Ape, l'estremismo verde fa un'altra vittima: il mitico motocarro scappa in India
È un po’ la fine di un’epoca, un cambio generazionale che (però) di generazioni ne ha viste parecchie salire e scendere dal suo cassone posteriore; è l’ultima “vittima” del green -deal occidentale. L’Ape. L’Apecar, l’Apino: in tutte le sue varianti nominative regionali perché iconica come lei c’è d’avvero poco altro. Verde scuro, rossa o azzurro carta da zucchero: quelle tre ruote inconfondibili, il moto-furgone colp posto di guida coperto per eccellenza. Lo usano gli artigiani di mezza Italia e gli studenti non ancora maggiorenni dell’altra metà, dei piccoli (o amatoriali) contadini non ne parliamo, va al massimo a 45 chilometri all’ora (ma tanto basta) e non c’è campagna, stradina di provincia, ma anche arteria di città, che non ne abbia una parcheggiata a bordo carreggiata.
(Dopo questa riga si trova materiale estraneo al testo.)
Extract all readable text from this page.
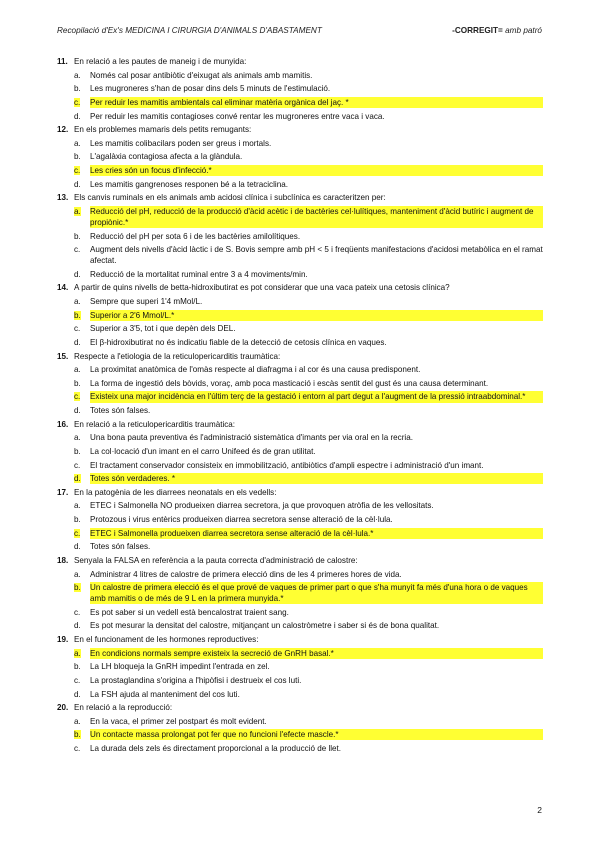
Recopilació d'Ex's MEDICINA I CIRURGIA D'ANIMALS D'ABASTAMENT	-CORREGIT= amb patró
11. En relació a les pautes de maneig i de munyida:
a.	Només cal posar antibiòtic d'eixugat als animals amb mamitis.
b.	Les mugroneres s'han de posar dins dels 5 minuts de l'estimulació.
c.	Per reduir les mamitis ambientals cal eliminar matèria orgànica del jaç. *
d.	Per reduir les mamitis contagioses convé rentar les mugroneres entre vaca i vaca.
12. En els problemes mamaris dels petits remugants:
a.	Les mamitis colibacilars poden ser greus i mortals.
b.	L'agalàxia contagiosa afecta a la glàndula.
c.	Les cries són un focus d'infecció.*
d.	Les mamitis gangrenoses responen bé a la tetraciclina.
13. Els canvis ruminals en els animals amb acidosi clínica i subclínica es caracteritzen per:
a.	Reducció del pH, reducció de la producció d'àcid acètic i de bactèries cel·lulítiques, manteniment d'àcid butíric i augment de propiònic.*
b.	Reducció del pH per sota 6 i de les bactèries amilolítiques.
c.	Augment dels nivells d'àcid làctic i de S. Bovis sempre amb pH < 5 i freqüents manifestacions d'acidosi metabòlica en el ramat afectat.
d.	Reducció de la mortalitat ruminal entre 3 a 4 moviments/min.
14. A partir de quins nivells de betta-hidroxibutirat es pot considerar que una vaca pateix una cetosis clínica?
a.	Sempre que superi 1'4 mMol/L.
b.	Superior a 2'6 Mmol/L.*
c.	Superior a 3'5, tot i que depèn dels DEL.
d.	El β-hidroxibutirat no és indicatiu fiable de la detecció de cetosis clínica en vaques.
15. Respecte a l'etiologia de la reticulopericarditis traumàtica:
a.	La proximitat anatòmica de l'omàs respecte al diafragma i al cor és una causa predisponent.
b.	La forma de ingestió dels bòvids, voraç, amb poca masticació i escàs sentit del gust és una causa determinant.
c.	Existeix una major incidència en l'últim terç de la gestació i entorn al part degut a l'augment de la pressió intraabdominal.*
d.	Totes són falses.
16. En relació a la reticulopericarditis traumàtica:
a.	Una bona pauta preventiva és l'administració sistemàtica d'imants per via oral en la recria.
b.	La col·locació d'un imant en el carro Unifeed és de gran utilitat.
c.	El tractament conservador consisteix en immobilització, antibiòtics d'ampli espectre i administració d'un imant.
d.	Totes són verdaderes. *
17. En la patogènia de les diarrees neonatals en els vedells:
a.	ETEC i Salmonella NO produeixen diarrea secretora, ja que provoquen atròfia de les vellositats.
b.	Protozous i virus entèrics produeixen diarrea secretora sense alteració de la cèl·lula.
c.	ETEC i Salmonella produeixen diarrea secretora sense alteració de la cèl·lula.*
d.	Totes són falses.
18. Senyala la FALSA en referència a la pauta correcta d'administració de calostre:
a.	Administrar 4 litres de calostre de primera elecció dins de les 4 primeres hores de vida.
b.	Un calostre de primera elecció és el que prové de vaques de primer part o que s'ha munyit fa més d'una hora o de vaques amb mamitis o de més de 9 L en la primera munyida.*
c.	Es pot saber si un vedell està bencalostrat traient sang.
d.	Es pot mesurar la densitat del calostre, mitjançant un calostròmetre i saber si és de bona qualitat.
19. En el funcionament de les hormones reproductives:
a.	En condicions normals sempre existeix la secreció de GnRH basal.*
b.	La LH bloqueja la GnRH impedint l'entrada en zel.
c.	La prostaglandina s'origina a l'hipòfisi i destrueix el cos luti.
d.	La FSH ajuda al manteniment del cos luti.
20. En relació a la reproducció:
a.	En la vaca, el primer zel postpart és molt evident.
b.	Un contacte massa prolongat pot fer que no funcioni l'efecte mascle.*
c.	La durada dels zels és directament proporcional a la producció de llet.
2
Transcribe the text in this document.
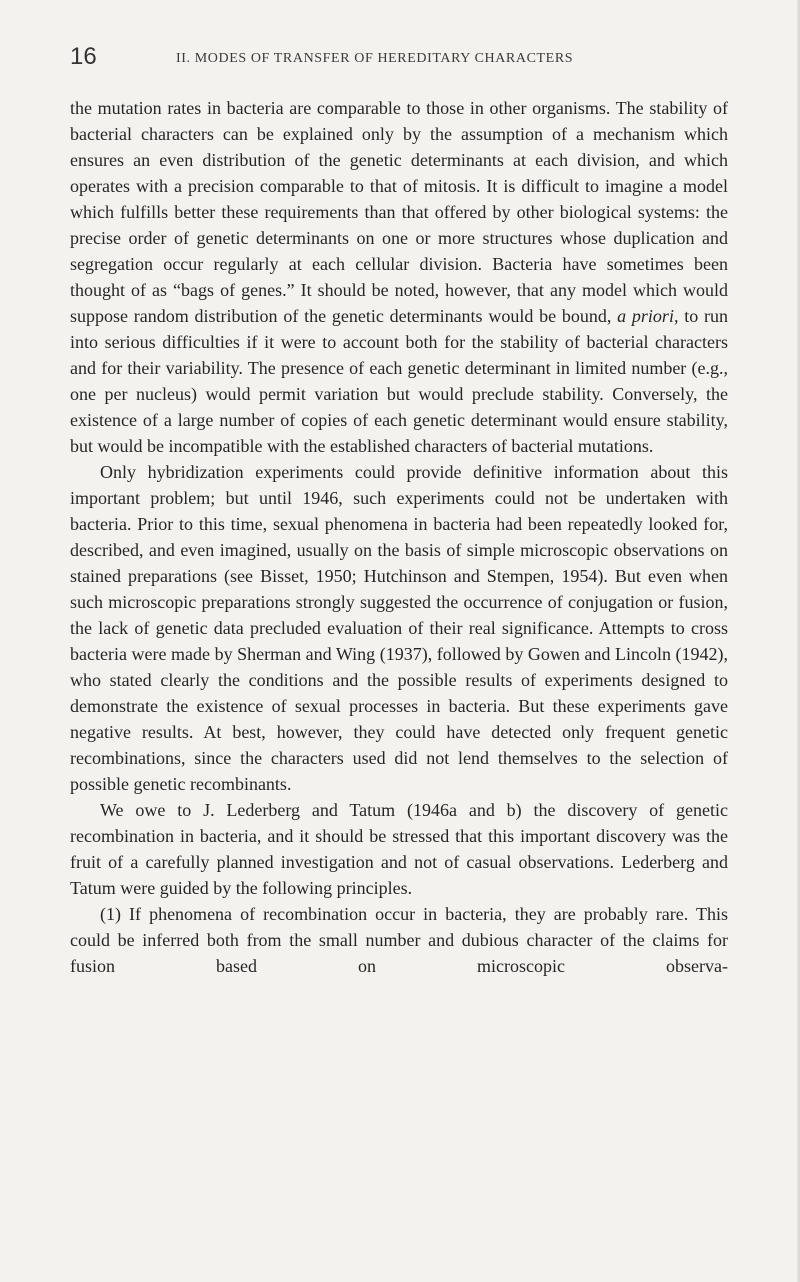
16	II. MODES OF TRANSFER OF HEREDITARY CHARACTERS

the mutation rates in bacteria are comparable to those in other organisms. The stability of bacterial characters can be explained only by the assumption of a mechanism which ensures an even distribution of the genetic determinants at each division, and which operates with a precision comparable to that of mitosis. It is difficult to imagine a model which fulfills better these requirements than that offered by other biological systems: the precise order of genetic determinants on one or more structures whose duplication and segregation occur regularly at each cellular division. Bacteria have sometimes been thought of as “bags of genes.” It should be noted, however, that any model which would suppose random distribution of the genetic determinants would be bound, a priori, to run into serious difficulties if it were to account both for the stability of bacterial characters and for their variability. The presence of each genetic determinant in limited number (e.g., one per nucleus) would permit variation but would preclude stability. Conversely, the existence of a large number of copies of each genetic determinant would ensure stability, but would be incompatible with the established characters of bacterial mutations.

Only hybridization experiments could provide definitive information about this important problem; but until 1946, such experiments could not be undertaken with bacteria. Prior to this time, sexual phenomena in bacteria had been repeatedly looked for, described, and even imagined, usually on the basis of simple microscopic observations on stained preparations (see Bisset, 1950; Hutchinson and Stempen, 1954). But even when such microscopic preparations strongly suggested the occurrence of conjugation or fusion, the lack of genetic data precluded evaluation of their real significance. Attempts to cross bacteria were made by Sherman and Wing (1937), followed by Gowen and Lincoln (1942), who stated clearly the conditions and the possible results of experiments designed to demonstrate the existence of sexual processes in bacteria. But these experiments gave negative results. At best, however, they could have detected only frequent genetic recombinations, since the characters used did not lend themselves to the selection of possible genetic recombinants.

We owe to J. Lederberg and Tatum (1946a and b) the discovery of genetic recombination in bacteria, and it should be stressed that this important discovery was the fruit of a carefully planned investigation and not of casual observations. Lederberg and Tatum were guided by the following principles.

(1) If phenomena of recombination occur in bacteria, they are probably rare. This could be inferred both from the small number and dubious character of the claims for fusion based on microscopic observa-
Allo stabilimento della Piaggio di Pontedera, in provincia di Pisa, dopo una storia gloriosa di 76 anni, l’Ape spegne per sempre il suo motore a due tempi. Tutto finito, stop, produzione sospesa entro la fine dell’anno (che vuol dire meno di un mese): l’unico mercato in cui, semmai, conviene ancora insistere è quello dei tuk-tuk asiatici, d’ora in poi verrà assemblata unicamente in India. Attenzione: non è una delocalizzazione, non vuol dire che Pontedera chiude i battenti e arrivederci (tra l’altro il sito della Piaggio resta aperto, anche se si concentra su altro: per esempio sul Porter city-truck, che è l’evoluzione dell’Ape ma, siamo onesti, con un nome assai meno poetico). E quella dell’indiana Baramati non è nemmeno una “new entry”, lì è dagli anni Sessanta che l’Ape viene già prodotta, sia per l’Asia e che per l’Africa.
Però è un cambio di passo. È un mondo (il nostro) che finisce. Per giunta per due ragioni altamente definite. La sicurezza da una parte e le misure green dall’altra. Nel primo caso il discorso è semplice: in Italia, come nel resto d’Europa, le normative per le vendite di auto sono sempre più stringenti. Per adeguare l’Apecar agli standard di oggi bisognerebbe, tanto per dirne una, dotarla di airbag. O di Abs. O di rilevatori radar per le distanze. Ma allora anche il prezzo lieviterebbe, e soprattutto l’eroico Apino non sarebbe più l’Apino: chi lo comprerebbe, con una tariffa base di, la buttiamo là, almeno diecimila euro? Una spesa fuori mercato.
Il secondo aspetto, quello eco-sostenibile, è un tantinello più articolato: dall’anno prossimo cambiano le regole per la motorizzazione. Non sarà più possibile, da noi, vendere motori a due tempi Euro 4, quelli che appunto fanno girare l’Ape sulle vie lombarde o siciliane o calabresi (differenza territoriale, per una volta, zero). Sarebbe un po’ come proporre nelle concessionarie la vecchia (altro modello mitico) Panda del 1980 o la Fiat Uno che nel 1984 era addirittura stata eletta auto dell’anno nella rassegna di Cape Canaveral, Usa. Una sorta di anacronismo. Che a ben vedere suona anche come un paradosso: 742 milioni di europei si privano dell’Ape perché è più inquinante di una macchina ibrida e nel frattempo ci scorazzano su ben 1,4 miliardi di indiani. Ma va così.
Va che Ape addio, Ape ci mancherai, Ape noi che t’abbiamo conosciuto non ti dimenticheremo facilmente. I delegati sindacali di Pontedera hanno saputo della decisione della Piaggio qualche settimana fa: «Era prevedibile», dice il segretario della Fiom di Pisa Angelo Capone, «è una scelta in qualche modo obbligata, non abbiamo preoccupazioni (per quanto riguarda l’aspetto occupazionale della faccenda, ndr): l’azienda ci ha detto che non ci saranno ripercussioni sui lavoratori. Spiace per quello che l’Ape rappresenta, comunque».
Più di due milioni di modelli venduti, in tutto il mondo, da quel lontano 1948 che ha dato il via a una storia laquale è un vanto nazionale riconosciuto praticamente ovunque. Ci sarà il Porter, adesso, che nel 2021 è stato pensato bifuel e da circa un mese ha inaugurato persino la sua versione elettrica. È un’Apecar “di lusso”, ha una ruota in più, è oggettivamente un’altra cosa. È il futuro, però: e con tutta la nostalgia, l’amarcord, i ricordi che ci abbiamo lasciato su, non si può fare altrimenti.